Le Comité de Politique Monétaire (CPM) de la Banque des États de l’Afrique Centrale (BEAC) a tenu sa deuxième session ordinaire de l’année par visioconférence, ce lundi 29 juin 2026 à Yaoundé, au Cameroun. Les travaux ont été présidés par le gouverneur de la BEAC, Yvon Sana Bangui.

Au cours de cette session, les membres du Comité ont examiné les perspectives macroéconomiques de la sous-région ainsi que l’évolution de la conjoncture économique internationale. Selon le gouverneur de la BEAC, les perspectives économiques mondiales, établies au début du mois d’avril 2026 par le Fonds monétaire international ( FMI) , tablent sur une croissance mondiale de 3,1 % en 2026, contre 3,4 % en 2025, dans un contexte marqué par des tensions géopolitiques persistantes.

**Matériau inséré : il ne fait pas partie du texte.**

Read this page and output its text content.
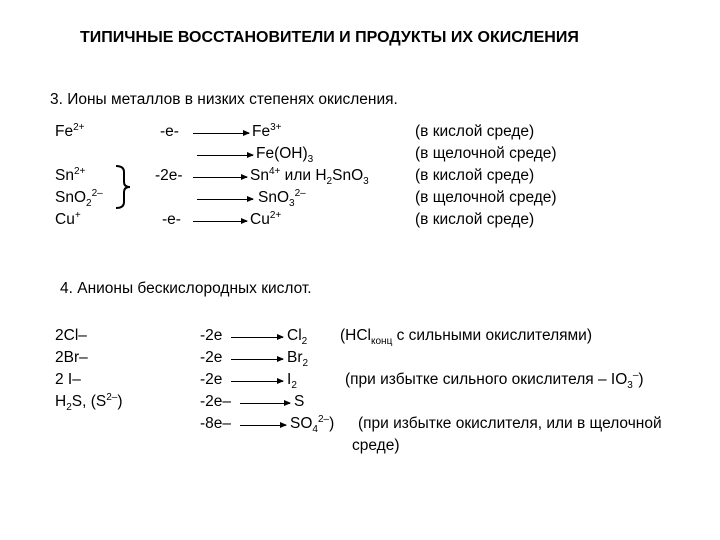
ТИПИЧНЫЕ ВОССТАНОВИТЕЛИ И ПРОДУКТЫ ИХ ОКИСЛЕНИЯ
3. Ионы металлов в низких степенях окисления.
$Fe^{2+}$
$Sn^{2+}$
SnO$_2^{2-}$
Cu+
-е-
-2е-
-е-
$Fe^{3+}$
$Fe(OH)_3$
$Sn^{4+}$ или $H_2SnO_3$
SnO$_3^{2-}$
$Cu^{2+}$
(в кислой среде)
(в щелочной среде)
(в кислой среде)
(в щелочной среде)
(в кислой среде)
4. Анионы бескислородных кислот.
2Cl–
2Br–
2 I–
$H_2S$, $(S^{2-})$
-2e
-2e
-2e
-2e–
-8e–
$Cl_2$
$Br_2$
$I_2$
S
$SO_4^{2-}$)
(HCl$_{конц}$ с сильными окислителями)
(при избытке сильного окислителя – $IO_3^-$)
(при избытке окислителя, или в щелочной
среде)
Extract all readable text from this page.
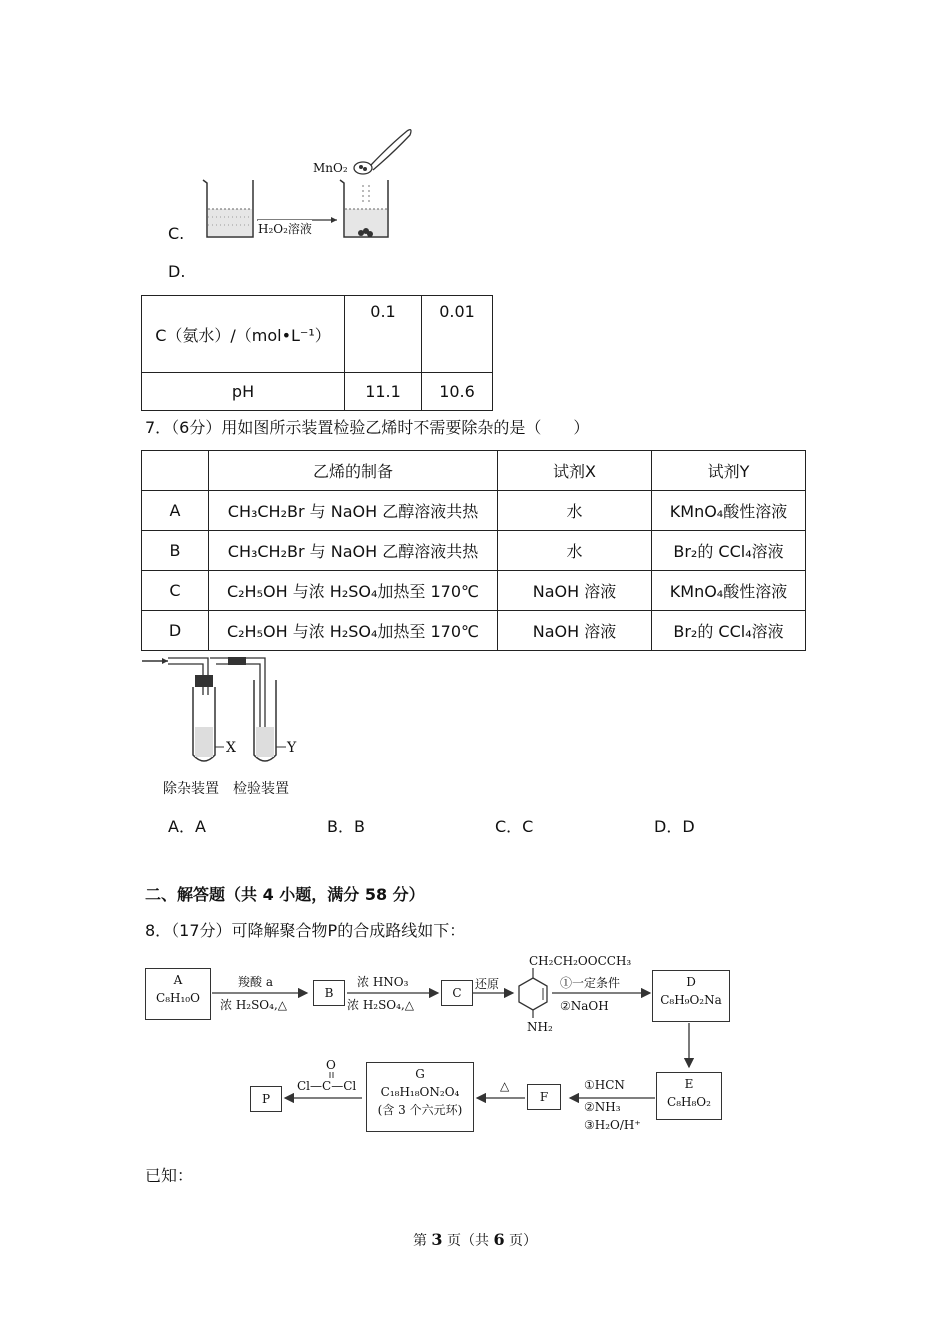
C.
MnO₂
H₂O₂溶液
D.
C（氨水）/（mol•L⁻¹）	0.1	0.01
pH	11.1	10.6
7．（6分）用如图所示装置检验乙烯时不需要除杂的是（　　）
	乙烯的制备	试剂X	试剂Y
A	CH₃CH₂Br 与 NaOH 乙醇溶液共热	水	KMnO₄酸性溶液
B	CH₃CH₂Br 与 NaOH 乙醇溶液共热	水	Br₂的 CCl₄溶液
C	C₂H₅OH 与浓 H₂SO₄加热至 170℃	NaOH 溶液	KMnO₄酸性溶液
D	C₂H₅OH 与浓 H₂SO₄加热至 170℃	NaOH 溶液	Br₂的 CCl₄溶液
X	Y
除杂装置 检验装置
A．A	B．B	C．C	D．D
二、解答题（共 4 小题，满分 58 分）
8．（17分）可降解聚合物P的合成路线如下：
A
C₈H₁₀O	B	C
D
C₈H₉O₂Na
E
C₈H₈O₂
F
G
C₁₈H₁₈ON₂O₄
(含 3 个六元环)
P
羧酸 a
浓 H₂SO₄,△
浓 HNO₃
浓 H₂SO₄,△
还原
CH₂CH₂OOCCH₃
NH₂
①一定条件
②NaOH
①HCN
②NH₃
③H₂O/H⁺
△
O
Cl—C—Cl
已知：
第 3 页（共 6 页）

Concernant la CEMAC, les projections arrêtées par les services de la BEAC à fin mai 2026 font état d’un taux de croissance de 3,2 %, contre 3,4 % en 2025. L’inflation globale devrait progresser à 2,4 % en 2026, contre 2,1 % l’année précédente. Le déficit budgétaire devrait se situer à 1,9 % du PIB, contre 3,7 % en 2025, tandis que le déficit du compte courant, hors dons officiels, reculerait à 2,9 % du PIB contre 4,0 % un an plus tôt. Par ailleurs, la masse monétaire devrait enregistrer une hausse de 13,1 % d’ici au 31 décembre 2026.

À l’issue des travaux, le Comité de Politique Monétaire a décidé d’assouplir son dispositif. Ainsi, le taux d’intérêt des appels d’offres est ramené de 4,75 % à 4,50 %, tandis que le taux de la facilité de prêt marginal passe de 6,25 % à 5,75 %. Les coefficients des réserves obligatoires ont également été revus à la baisse, passant de 7,00 % à 6,50 % pour la première catégorie et de 4,50 % à 4,00 % pour la seconde.

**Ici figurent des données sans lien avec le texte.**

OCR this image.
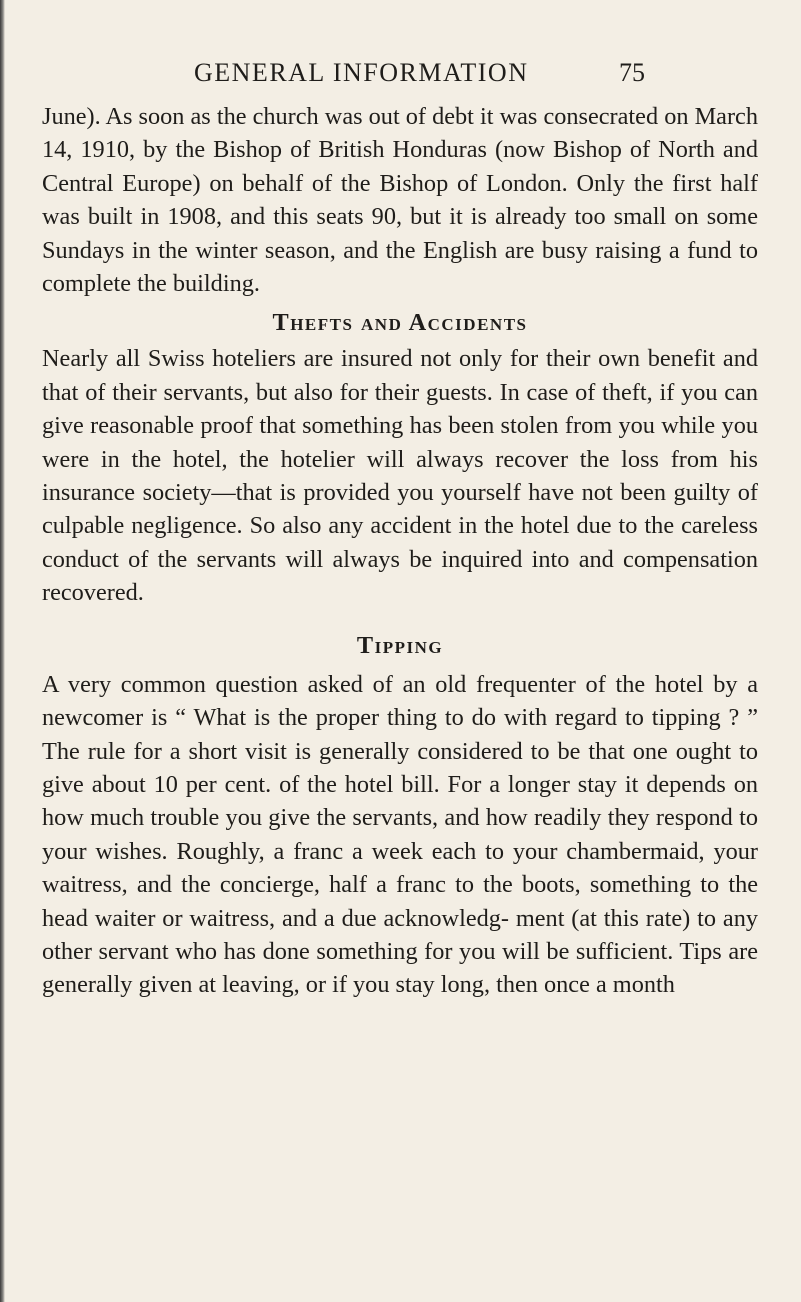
GENERAL INFORMATION	75

June). As soon as the church was out of debt it was consecrated on March 14, 1910, by the Bishop of British Honduras (now Bishop of North and Central Europe) on behalf of the Bishop of London. Only the first half was built in 1908, and this seats 90, but it is already too small on some Sundays in the winter season, and the English are busy raising a fund to complete the building.

Thefts and Accidents

Nearly all Swiss hoteliers are insured not only for their own benefit and that of their servants, but also for their guests. In case of theft, if you can give reasonable proof that something has been stolen from you while you were in the hotel, the hotelier will always recover the loss from his insurance society—that is provided you yourself have not been guilty of culpable negligence. So also any accident in the hotel due to the careless conduct of the servants will always be inquired into and compensation recovered.

Tipping

A very common question asked of an old frequenter of the hotel by a newcomer is “ What is the proper thing to do with regard to tipping ? ” The rule for a short visit is generally considered to be that one ought to give about 10 per cent. of the hotel bill. For a longer stay it depends on how much trouble you give the servants, and how readily they respond to your wishes. Roughly, a franc a week each to your chambermaid, your waitress, and the concierge, half a franc to the boots, something to the head waiter or waitress, and a due acknowledg- ment (at this rate) to any other servant who has done something for you will be sufficient. Tips are generally given at leaving, or if you stay long, then once a month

En revanche, le Comité a décidé de maintenir inchangé le taux de rémunération de la facilité de dépôt à 0,00 %. Répondant aux préoccupations des journalistes, le gouverneur de la BEAC est également revenu sur la hausse des prix des carburants et ses répercussions sur les économies de la sous-région. Selon lui, cette situation a eu un impact direct sur la croissance économique.

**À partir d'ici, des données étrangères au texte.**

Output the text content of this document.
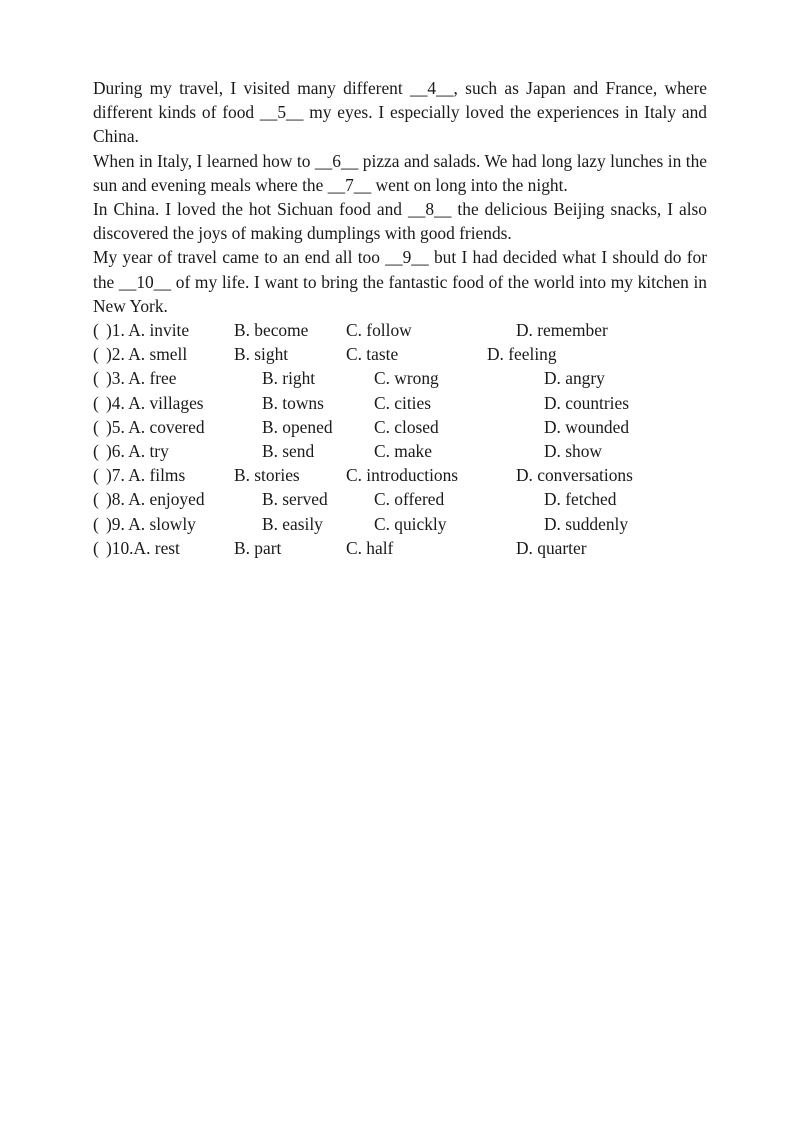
During my travel, I visited many different __4__, such as Japan and France, where different kinds of food __5__ my eyes. I especially loved the experiences in Italy and China.

When in Italy, I learned how to __6__ pizza and salads. We had long lazy lunches in the sun and evening meals where the __7__ went on long into the night.

In China. I loved the hot Sichuan food and __8__ the delicious Beijing snacks, I also discovered the joys of making dumplings with good friends.

My year of travel came to an end all too __9__ but I had decided what I should do for the __10__ of my life. I want to bring the fantastic food of the world into my kitchen in New York.

( )1. A. invite	B. become C. follow	D. remember
( )2. A. smell	B. sight	C. taste	D. feeling
( )3. A. free	B. right	C. wrong	D. angry
( )4. A. villages	B. towns	C. cities	D. countries
( )5. A. covered	B. opened C. closed	D. wounded
( )6. A. try	B. send	C. make	D. show
( )7. A. films	B. stories	C. introductions	D. conversations
( )8. A. enjoyed	B. served	C. offered	D. fetched
( )9. A. slowly	B. easily	C. quickly	D. suddenly
( )10.A. rest	B. part	C. half	D. quarter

Pour anticiper ces effets, plusieurs initiatives ont été engagées. « Il a été demandé à tous les ministres des Finances de structurer une importation groupée pour toute la zone, à un prix négocié auprès des raffineries de pétrole. L’objectif est d’anticiper cette situation et de mieux maîtriser les coûts d’approvisionnement », a expliqué Yvon Sana Bangui. Pour le gouverneur de la BEAC, ces mesures devraient contribuer à préserver la stabilité économique et financière de la sous-région, tout en faisant de l’année 2026 une année de stabilité pour les pays de la CEMAC.